Para mí, escribir es convertir un espacio de palabras en una cárcel de irrealidades, como un acto fallido o como el quejido de las frases incapaces de dar vida a la vida misma.

¿Cómo poder pintar, retratar los sentimientos humanos? ¿Cómo poder describirlos…, escribirlos…, darles una forma inteligible? ¿Cómo pintar o describir algo que está en constante movimiento, como lo hace la música? Sí. ¿Cómo describir el mismo devenir, que es también otra paradoja?

Siempre intento acercarme a la realidad que hay detrás de la máscara de mis personajes, pero ellos no tienen la culpa de ser como son.  

El devenir deviene. El arte es impotente ante el devenir de la vida. Simplemente es incapaz de hacerlo. De pronto, la súbita e indescriptible irrupción de lo inesperado puede, inadvertidamente, resolverlo todo.

Y ahí está la imaginación, la que intenta abrazar lo inaprensible, la que intenta contener lo evanescente, como unas manos ansiosas queriendo retener el agua de un río en sus palmas y ver con asombro cómo ésta se escurre por entre los dedos. La imaginación son estas mismas manos que, en vano, anhelan contener en sus palmas un poco de esa evanescencia, y escribir es imaginar e imaginar es, siempre, una aproximación, un intento, un esbozo, una espera en el umbral de una verdad que nunca llega.

***

Siempre intento acercarme a la realidad que hay detrás de la máscara de mis personajes, pero ellos no tienen la culpa de ser como son. Viven sus experiencias sin saber realmente cómo van a culminar, viviendo, cada uno, en su “Tierra de ningún lugar” que es donde habitan con sus fantasmas, con sus sueños, con su desconcierto, envueltos en su perplejidad, tomados por su ubiquidad, esa capacidad de estar en múltiples espacios de tiempo y, también contradictoriamente, en ninguno.

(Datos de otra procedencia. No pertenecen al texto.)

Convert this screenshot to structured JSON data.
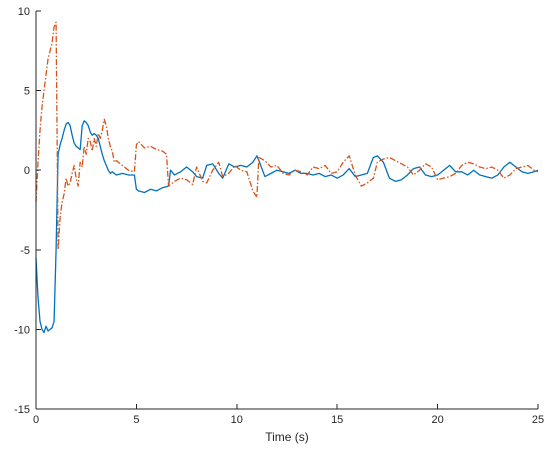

Quiero creer que ellos son simplemente otro invento arbitrario de las palabras, un esbozo equivocado de la lucidez de un ignorante, unos personajes más del inefable libro de la vida.

Pensándolo bien, quizás todo se reduce a tener que elegir, como lo propuso una vez Jorge Semprún, entre la escritura o la vida, siendo ambas arbitrarias creaciones del capricho de los espacios oníricos del tiempo en el que transitamos.

“¿Acaso no depende todo de la interpretación que le damos al silencio que nos rodea?”, nos preguntaría Lawrence Durrell.

Quiero creer que sí, porque la literatura es ficción, es poesía, es pensamiento y, sobre todo, es lenguaje, es decir, como lo es también la vida, un gran silencio.